The Long Civil Rights Movement

home-section-image2

The Long Civil Rights Movement initiative is a project intended to better understand how the South has been shaped by the Black and women’s liberation movements, the Vietnam War, natural disasters, and conservative politics. We conducted oral history interviews in Charleston, South Carolina and Charlotte, North Carolina. Our focus was on the continued resonance of the Civil Rights movement after the 1960s. We have conducted over 350 interviews, many of which are available online. Take a look.

We aimed to challenge a “Brown to the Voting Rights Act” narrative that confines the Civil Rights movement to the South, to a single tumultuous decade, and to the limited goal of overthrowing state-sanctioned segregation.  To this end, we are creating first-person sources on a longer civil rights movement, one that began in the 1930s and 1940s; reached into every region of the country and around the globe; sought a radical restructuring of American society; continued at least through the 1970s; inspired a range of social justice struggles; and met fierce resistance all along the way.

The Long Civil Rights Movement Initiative was inspired by Jacquelyn Hall’s essay, “The Long Civil Rights Movement and the Political Uses of the Past,” in which Hall argued that the civil rights movement began in the late 1930s and continued well past the 1960s. (If you are on UNC-CH’s campus, or that of a subscribing institution, you can read it here.)

Our interest in the long civil rights movement led us to partner with UNC Press and the UNC Libraries, and the Center for Civil Rights on a grant project funded by the Andrew W. Mellon Foundation. The result was “Publishing the Long Civil Rights Movement,” a collaboration intended to explore new ways of scholarly publication, and a national conference, “The Long Civil Rights Movement: Histories, Politics, Memories,” which took place from April 2 to 4, 2009.

Our interviews focus on the South since the 1960s and explore three main issues:

Race and the Public Schools

In most southern communities, school desegregation did not reach significant levels until more than 15 years after the 1954 Brown vs. Board of Education decision. These interviews consider how the process of school integration–and more recent trends toward resegregation–have transformed southern communities. We traveled to Louisville, Memphis, Charlotte, Birmingham, and Robeson County, NC and talked with attorneys who argued integration in court, activists who pushed for desegregation, teachers, students, and school administrators, those who supported and opposed busing, and those watching their schools re-segregate.

Historians have already begun to put this collection to good use.
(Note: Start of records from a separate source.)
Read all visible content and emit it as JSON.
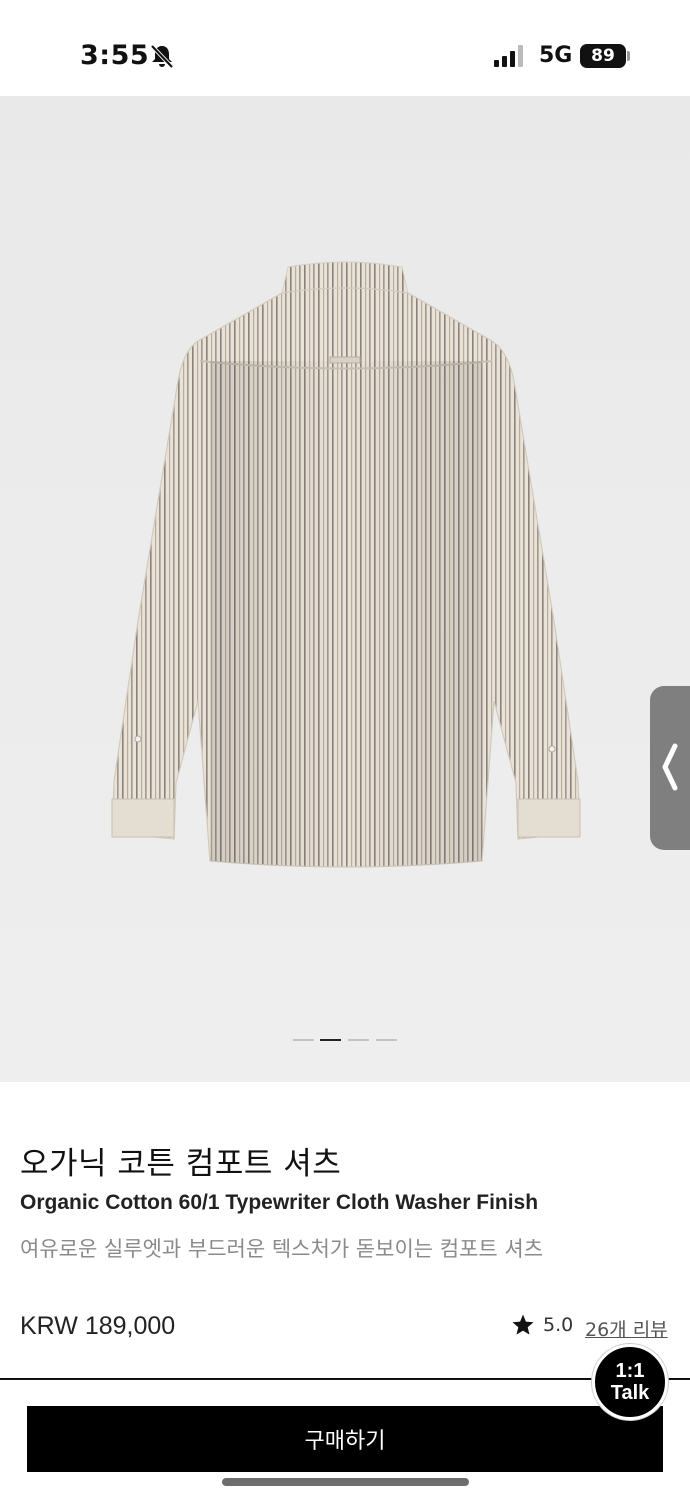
{
  "status_bar": {
    "time": "3:55",
    "network": "5G",
    "battery": "89",
    "icons": [
      "bell-slash-icon",
      "signal-bars-icon",
      "battery-icon"
    ]
  },
  "product_image": {
    "description_icon": "striped-shirt-back-view",
    "pager": {
      "count": 4,
      "active_index": 1
    },
    "side_tab_icon": "chevron-left-icon"
  },
  "product": {
    "title_ko": "오가닉 코튼 컴포트 셔츠",
    "title_en": "Organic Cotton 60/1 Typewriter Cloth Washer Finish",
    "subtitle": "여유로운 실루엣과 부드러운 텍스처가 돋보이는 컴포트 셔츠",
    "price": "KRW 189,000",
    "rating": "5.0",
    "reviews": "26개 리뷰"
  },
  "actions": {
    "buy_label": "구매하기",
    "talk_line1": "1:1",
    "talk_line2": "Talk"
  },
  "colors": {
    "accent": "#000000",
    "hero_bg": "#ebebeb",
    "subtitle_text": "#8a8a8a"
  }
}
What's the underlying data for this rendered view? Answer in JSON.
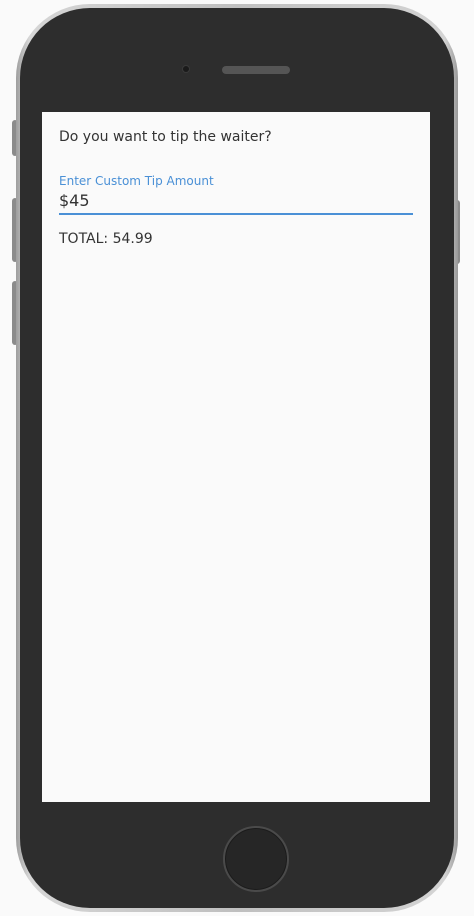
{
  "screen": {
    "question": "Do you want to tip the waiter?",
    "tip_field": {
      "label": "Enter Custom Tip Amount",
      "value": "$45"
    },
    "total_text": "TOTAL: 54.99"
  },
  "colors": {
    "accent": "#4a90d6",
    "text": "#333333",
    "screen_background": "#fafafa",
    "device_body": "#2d2d2d"
  }
}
Tracy K’Meyer, who conducted some of our interviews in Louisville, published Civil Rights in the Gateway to the South, the first-ever study of the long-term, interconnected struggles for civil rights in Louisville. In response to Louisville’s unique blend of racial problems, activists employed northern models of voter mobilization and lobbying, as well as methods of civil disobedience usually seen in the South. They crossed traditional barriers between the movements for racial and economic justice to unite in common action. Borrowing tactics from their neighbors to the north and south, Louisville citizens merged their concerns and consolidated their efforts to increase justice and fairness in their border city. By examining this unique convergence of activist methods, Civil Rights in the Gateway to the South provides a better understanding of the circumstances that unified the movement across regional boundaries.

Many of the interviews we did for this project are online. Listen and read along here.

Economic Justice

Even as the popular media in the 1970s and 1980s hailed the South as the nation’s new hotspot of growth and opportunity, a broad range of activists drew attention to the limits of Sunbelt prosperity. This series captures the voices of those men and women by examining movements for affordable housing, residential integration, equal employment opportunity, labor organization, welfare rights, and environmental justice. An additional series of economic justice themed-interviews looks at those who mobilized in the wake of Hurricane Katrina and confronted anew the region’s enduring inequalities.

Books that draw on this collection include To Right These Wrongs, a book by Duke professor Robert Korstad and Carolina professor James Leloudis. To Right These Wrongs is a history of the North Carolina Fund, a forerunner to the War on Poverty. Korstad and Leloudis show that Fund’s initial successes grew out of its reliance on private philanthropy and federal dollars and its commitment to the democratic mobilization of the poor. Both were calculated tactics designed to outflank conservative state lawmakers and entrenched local interests that nourished Jim Crow, perpetuated one-party politics, and protected an economy built on cheap labor. By late 1968, when the Fund closed its doors, a resurgent politics of race had gained the advantage, led by a Republican Party that had reorganized itself around opposition to civil rights and aid to the poor.

Gender and Sexuality

The South played critical, if contradictory, roles in shaping the women’s movement and the gay liberation movement. It was during the South’s Black Freedom Movement of the 1960s that many second-wave feminists and gay rights activists first gained experience as grassroots organizers and extended the goals of freedom and equality to questions of gender and sexuality. Yet the South also earned a national reputation for its organized resistance to the Equal Rights Amendment and gay rights initiatives. These interviews look at second-wave feminism and gay rights activism in the South and how both movements were inflected by issues of race and class.